You might want to read more about that: https://ro.ecu.edu.au/cgi/viewcontent.cgi?referer=https://www.google.com/&httpsredir=1&article=1922&context=theses_hons

Looking at it today, and from outside of Australia in particular, we all know that all of these acts and policies had one rather dangerous and harmful goal in mind. Yet, we cannot help but wonder what it is that people thought of this during that period and whether some of the same thoughts are still present today. It’s pretty easy to look at everything from a distance and then try and form your opinions simply based on the facts that we are now all aware of. Here is an important question, though.

How did this White Australia Policy actually shape the national identity of this country? National identity is the idea that unifies the whole population and its characteristics often reflect those ideals that the whole nation wants to embody. Of course, mutual self-identification and shared heritage are definitely significant parts of the whole idea of unifying a population. So, the main question is whether the whole population actually had the same views towards Aboriginals and how those mentioned policies influenced and shaped the whole national identity of Australia.

White Superiority

There is no doubt that the 19th century was the time when national identity had an absolutistic character by definition. Specific people felt united and all the other races were to be excluded from that particular identity, as well as the whole nation. Let us now see how that actually played out in Australia in the late 19th, as well as the early 20th, century.

The population of Australia mainly consisted of emigrants that came from the British isles, or their descendants. This means that the majority of the people shared not only a common language, but also the same beliefs, values and culture. As the collective sense of “Britishness” prevailed and as the majority of people self-identified as British, this led to a common sense of superiority. In other words, it led to a myth that this whole country was actually occupied and ruled by British white individuals.

I suppose you can see how that kind of thinking was the perfect soil for the appearance of the White Australia Policy that was aimed at saying goodbye to multiculturalism and thus at creating a country that was, in essence, white. There is no doubt that this whole sense of superiority shaped the whole national identity of the country and most people were probably proud to be white, British subjects that are seen as dominant in Australia. Even though we would like to think that none of the common people were actually in favor of the acts and legislations that led to the oppression of Aboriginals, the truth is that the vast majority of people were probably perfectly okay with this, thanks to the sense of unity in superiority.

The Role Of Aboriginals

The fact that the Aboriginals were still present in the colonies only led to strengthening the feeling of superiority and the insistence on the inherent dominance of the white race was, in fact, reinforced due to the fact that the Indigenous were occupying these lands as well. To put it simply, people had someone to turn against in order to strengthen their national identity even more and the fact that social Darwinism theorized that superior races triumphed over the inferior ones didn’t make the situation much better. There was circumstantial evidence that revealed the extinction of Aboriginals resulted directly from their contact with the white race, which further affirmed the belief in the superiority of the white.

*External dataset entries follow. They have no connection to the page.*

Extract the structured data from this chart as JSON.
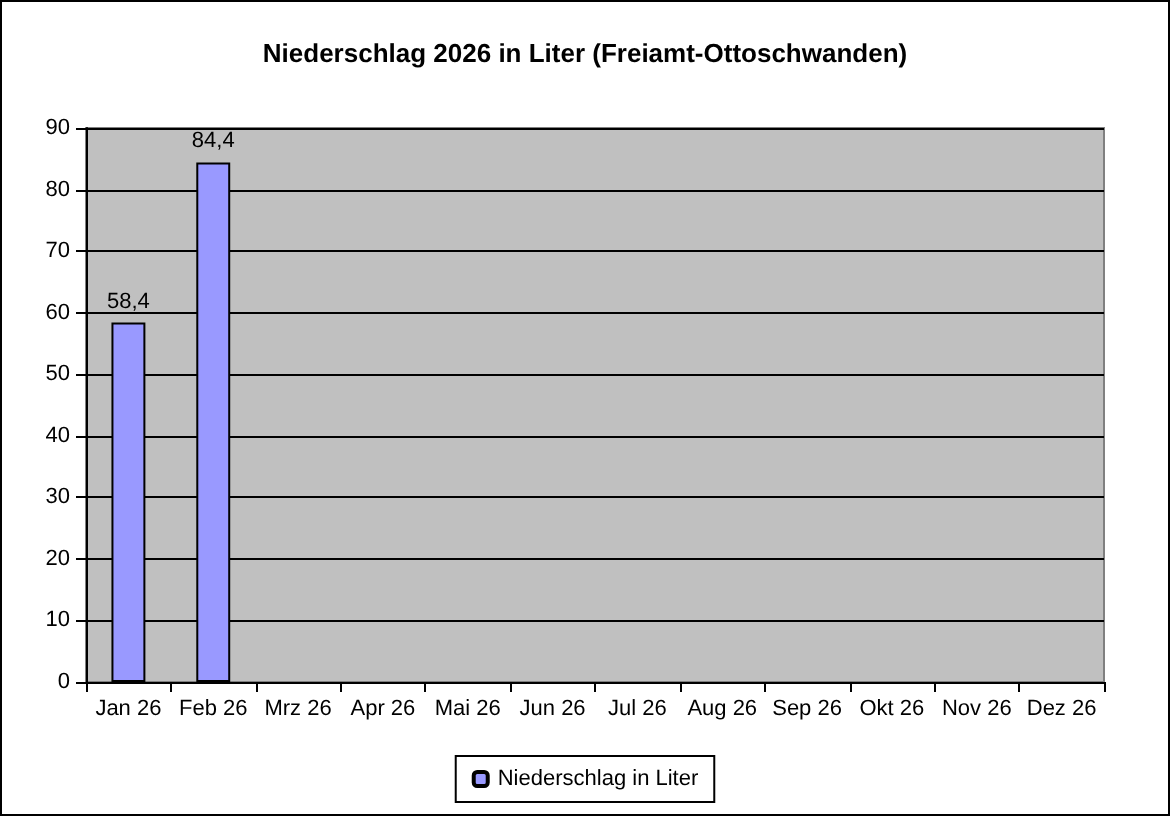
{
  "chart_data": {
    "type": "bar",
    "title": "Niederschlag 2026 in Liter (Freiamt-Ottoschwanden)",
    "categories": [
      "Jan 26",
      "Feb 26",
      "Mrz 26",
      "Apr 26",
      "Mai 26",
      "Jun 26",
      "Jul 26",
      "Aug 26",
      "Sep 26",
      "Okt 26",
      "Nov 26",
      "Dez 26"
    ],
    "series": [
      {
        "name": "Niederschlag in Liter",
        "color": "#9999ff",
        "values": [
          58.4,
          84.4,
          null,
          null,
          null,
          null,
          null,
          null,
          null,
          null,
          null,
          null
        ],
        "value_labels": [
          "58,4",
          "84,4",
          null,
          null,
          null,
          null,
          null,
          null,
          null,
          null,
          null,
          null
        ]
      }
    ],
    "ylim": [
      0,
      90
    ],
    "yticks": [
      0,
      10,
      20,
      30,
      40,
      50,
      60,
      70,
      80,
      90
    ],
    "grid": "y",
    "legend": "bottom"
  }
}
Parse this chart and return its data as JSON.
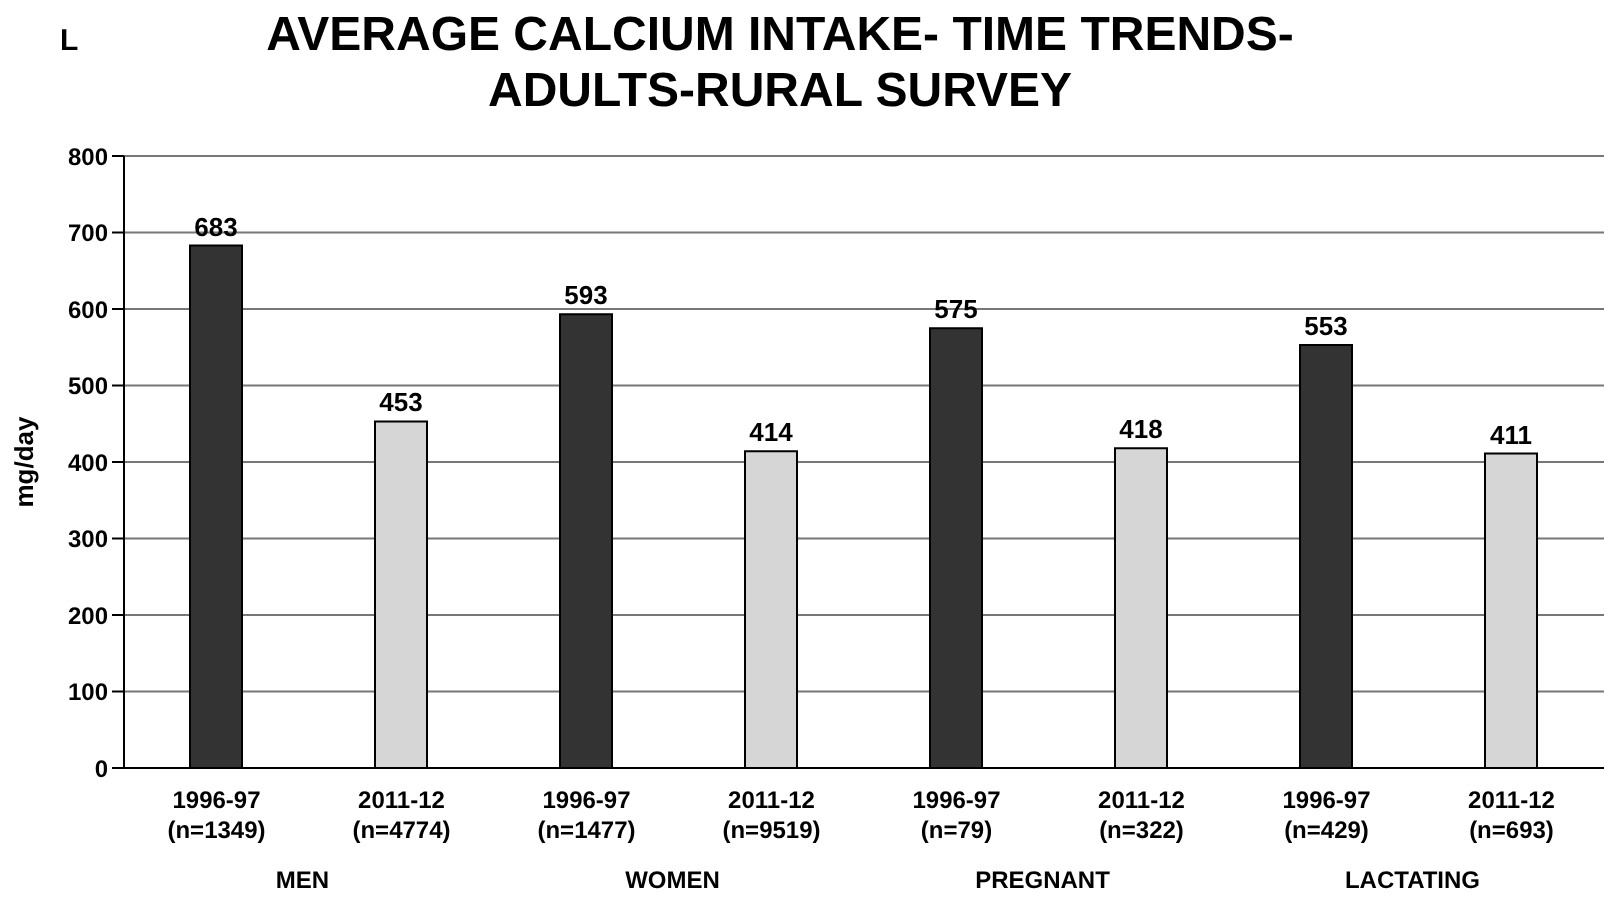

This led to the Aboriginals fading into the periphery of the society, as well as to their oppression in many different ways and methods. There is no doubt that people felt proud of their white national identity, which somehow resulted in them forgetting that the people who weren’t white were still people and that they did not deserve to be treated the way they were treated for many, many years. In short, the established national identity was the perfect platform for oppression.